Since we don't have a temple what do we do on "Pesach Sheni' today to celebrate?
 
In our time we celebrate 'Pesach Sheni' two main ways:
 
1. Eating matza - It is good to have a meal and eat matza, but the other laws pertaining to Passover like eating chametz don't apply on 'Pesach Sheni'.
 
2. We do not say Tachanun - we usually mark this day as a day of rejoicing, and do not mention Tachanun during prayer because Tachanun is somewhat sad and as a holiday we're supposed to be happy.
 
So why do we celebrate Pesach Sheni?
 
When the Children of Israel marked the first anniversary since leaving Egypt on the 14th of Nissan, they brought the Passover sacrifice. But G-d commanded that only those who were cleansed from the impurity of touching someone dead could bring the sacrifice.

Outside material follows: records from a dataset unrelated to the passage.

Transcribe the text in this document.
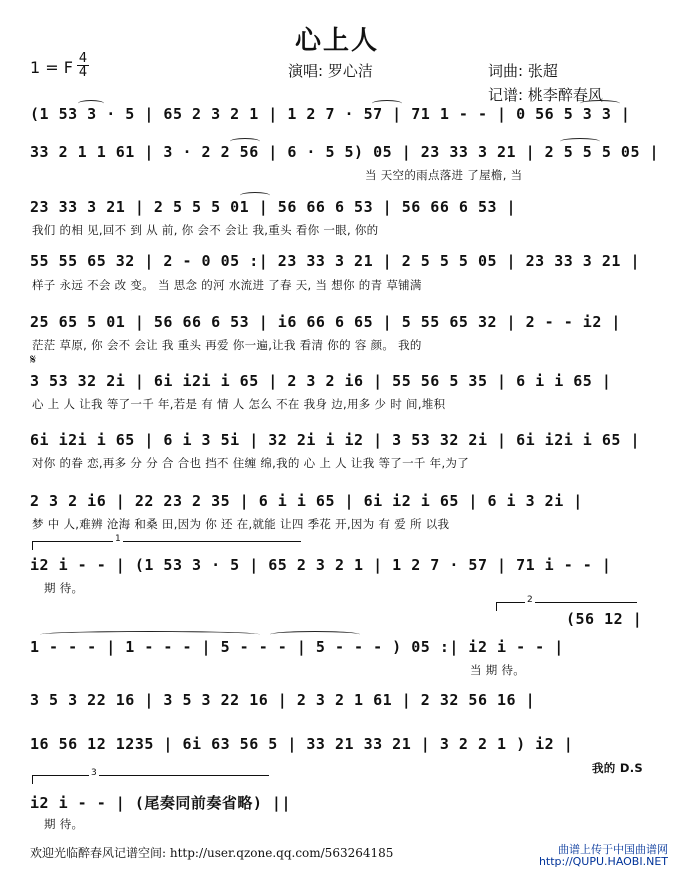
心上人
1 = F 4

4	演唱: 罗心洁	词曲: 张超
记谱: 桃李醉春风
(1 53 3 · 5 | 65 2 3 2 1 | 1 2 7 · 57 | 71 1 - - | 0 56 5 3 3 |
33 2 1 1 61 | 3 · 2 2 56 | 6 · 5 5) 05 | 23 33 3 21 | 2 5 5 5 05 |
当 天空的雨点落进 了屋檐, 当
23 33 3 21 | 2 5 5 5 01 | 56 66 6 53 | 56 66 6 53 |
我们 的相 见,回不 到 从 前, 你 会不 会让 我,重头 看你 一眼, 你的
55 55 65 32 | 2 - 0 05 :| 23 33 3 21 | 2 5 5 5 05 | 23 33 3 21 |
样子 永远 不会 改 变。 当 思念 的河 水流进 了春 天, 当 想你 的青 草铺满
25 65 5 01 | 56 66 6 53 | i6 66 6 65 | 5 55 65 32 | 2 - - i2 |
茫茫 草原, 你 会不 会让 我 重头 再爱 你一遍,让我 看清 你的 容 颜。 我的
𝄋
3 53 32 2i | 6i i2i i 65 | 2 3 2 i6 | 55 56 5 35 | 6 i i 65 |
心 上 人 让我 等了一千 年,若是 有 情 人 怎么 不在 我身 边,用多 少 时 间,堆积
6i i2i i 65 | 6 i 3 5i | 32 2i i i2 | 3 53 32 2i | 6i i2i i 65 |
对你 的眷 恋,再多 分 分 合 合也 挡不 住缠 绵,我的 心 上 人 让我 等了一千 年,为了
2 3 2 i6 | 22 23 2 35 | 6 i i 65 | 6i i2 i 65 | 6 i 3 2i |
梦 中 人,难辨 沧海 和桑 田,因为 你 还 在,就能 让四 季花 开,因为 有 爱 所 以我
1
i2 i - - | (1 53 3 · 5 | 65 2 3 2 1 | 1 2 7 · 57 | 71 i - - |
期 待。
2
(56 12 |
1 - - - | 1 - - - | 5 - - - | 5 - - - ) 05 :| i2 i - - |
当 期 待。
3 5 3 22 16 | 3 5 3 22 16 | 2 3 2 1 61 | 2 32 56 16 |
16 56 12 1235 | 6i 63 56 5 | 33 21 33 21 | 3 2 2 1 ) i2 |
我的 D.S
3
i2 i - - | (尾奏同前奏省略) ||
期 待。
欢迎光临醉春风记谱空间: http://user.qzone.qq.com/563264185	曲谱上传于中国曲谱网
http://QUPU.HAOBI.NET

There were people who were not pure and they were unable to bring the Passover sacrifice so they complained about this command to Moses. In their pain, they cried out to Moshe and said, "Why should we lose out from bringing the Lord's offering among the children of Israel?"
 
Moshe took heed to their complaint and personal pain, and asked G-d what could be done for them. G-d's answer was that those who were impure and couldn't bring the Passover sacrifice properly on the first Passover can become pure and thirty days after Passover on the 14th of Iyar they can bring the Passover sacrifice.
 
What lesson does Pesach Sheni teach us?
 
In Judaism, even those who have fallen to the lower levels of impurity can always repent and correct their actions because "(G-d) will not reject someone who strayed." God allows everyone to do Teshuvah, and this is the message of Pesach Sheni.